Nevertheless, Bendett is doubtful Russia’s new Iranian drone capabilities will prove to be a game-changer in the Ukraine conflict.
“They will not be able to reverse Ukrainian gains, since such gains are made by infantry and combined arms operations that hold territory,” he said.
“They can, however, cause a serious headache for the Ukrainians given a possibly high rate of attrition of weapons, systems and personnel due to continued attacks by Shaheds.”
Rogers, meanwhile, believes it is still too soon to determine whether the Shahed-136 and Mohajer-6 “will have a transformative impact” on the Russian war effort.
“A number of the Iranian drones have already been shot down by the Ukrainian military, but there are reports of them being used successfully against the US-supplied High-Mobility Artillery Rocket Systems that have been indispensable to Ukrainian forces,” he said.
Indeed, the GPS-guided Shahed-136 has proven remarkably accurate, as demonstrated by the “recent Ukrainian admission that Shaheds have struck artillery batteries as well as stationary targets like buildings in Odesa,” said Bendett.
However, the drone model lacks sophisticated electronics, and a robust electronic warfare defense “can interfere with their operation,” he added.
It would be wrong to underestimate the significant advantages drone technology can bring to the battlefield.
According to Rogers, the Shahed-136 is comparable to a modern cruise missile “in that it can hit targets with precision and explode on impact but differs in the fact that it can remain airborne, survey the battlefield and adjust its target in reaction to developments on the ground.

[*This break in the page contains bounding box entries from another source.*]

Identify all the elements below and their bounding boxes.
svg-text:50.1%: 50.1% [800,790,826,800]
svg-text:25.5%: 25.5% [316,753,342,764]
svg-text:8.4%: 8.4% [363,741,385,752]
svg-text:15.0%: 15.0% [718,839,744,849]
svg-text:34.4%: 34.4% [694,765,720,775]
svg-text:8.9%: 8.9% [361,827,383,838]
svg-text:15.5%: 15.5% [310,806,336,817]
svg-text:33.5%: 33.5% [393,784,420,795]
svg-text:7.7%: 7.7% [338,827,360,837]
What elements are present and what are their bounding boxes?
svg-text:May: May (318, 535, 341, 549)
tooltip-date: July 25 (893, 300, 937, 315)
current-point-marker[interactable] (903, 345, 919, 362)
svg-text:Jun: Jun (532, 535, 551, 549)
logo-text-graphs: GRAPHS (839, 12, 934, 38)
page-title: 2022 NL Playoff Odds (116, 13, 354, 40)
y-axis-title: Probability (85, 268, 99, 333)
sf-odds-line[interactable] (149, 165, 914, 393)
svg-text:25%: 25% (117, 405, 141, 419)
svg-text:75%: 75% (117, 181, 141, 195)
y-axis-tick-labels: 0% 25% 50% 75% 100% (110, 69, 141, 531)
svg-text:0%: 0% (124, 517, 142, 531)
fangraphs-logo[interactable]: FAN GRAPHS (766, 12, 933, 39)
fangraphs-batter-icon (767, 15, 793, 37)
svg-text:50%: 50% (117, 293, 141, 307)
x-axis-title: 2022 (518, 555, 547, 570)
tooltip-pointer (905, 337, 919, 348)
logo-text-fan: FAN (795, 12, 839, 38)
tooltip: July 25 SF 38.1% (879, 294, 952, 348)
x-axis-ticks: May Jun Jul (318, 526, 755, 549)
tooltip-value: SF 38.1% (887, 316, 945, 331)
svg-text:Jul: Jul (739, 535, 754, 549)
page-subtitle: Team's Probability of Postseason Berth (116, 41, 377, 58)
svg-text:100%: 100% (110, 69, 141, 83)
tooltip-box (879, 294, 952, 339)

“It can also be used in a multi-drone ‘swarming’ deployment to saturate ground defenses, opening the floodgates — so to speak — to a range of other missiles and rockets,” he said.
Bendett likewise believes the Shahed-136 has given the Russian military the ability “to launch long-range loitering munitions at targets in large numbers at different tactical and operational depths.”
This is significant because it is “something they have struggled to do in the preceding months given their limited stocks of domestic loitering and combat drones.”
He added: “Russia also gains valuable lessons from Iran’s own use of these drones via their multiple proxies across the Middle East, possibly adding to new tactics and procedures in Ukraine.”
Aside from providing Russia with lessons and doctrines, these drones also serve as substitutes for Russia’s depleting stockpile of cruise missiles, which will likely take Moscow years to replenish to pre-war levels.
“With trade restrictions and embargoes placed on Russia, the military has found it hard to replace lost military assets,” said Rogers.
“This is why the convenient arrangement with Iran has emerged. It allows Russia to obtain military capabilities it has run low on or does not have the supplies to produce.”
The more battle testing Iran’s drones rack up in Ukraine and across the Middle East, the more sophisticated they are likely to become. That is why Heras believes both Kyiv and Riyadh need to enhance their air defenses to adequately deal with this threat.
“The Ukrainians have used portable anti-air missiles fired by infantry or vehicles to shoot down the Iranian-made Russian drones, albeit with a mix of success and failure,” he said.
In recent years, Saudi Arabia has expended a large number of expensive Patriot interceptor missiles, which cost millions of dollars per shot, against Houthi drones that cost mere thousands to manufacture.
“Eventually, Israeli- and American-developed anti-air systems intended for smaller rocket types could be useful for both Ukraine and Saudi Arabia,” said Heras.
“Especially for Saudi Arabia, which would need these defenses to protect strategic targets that the Houthis prefer to strike.”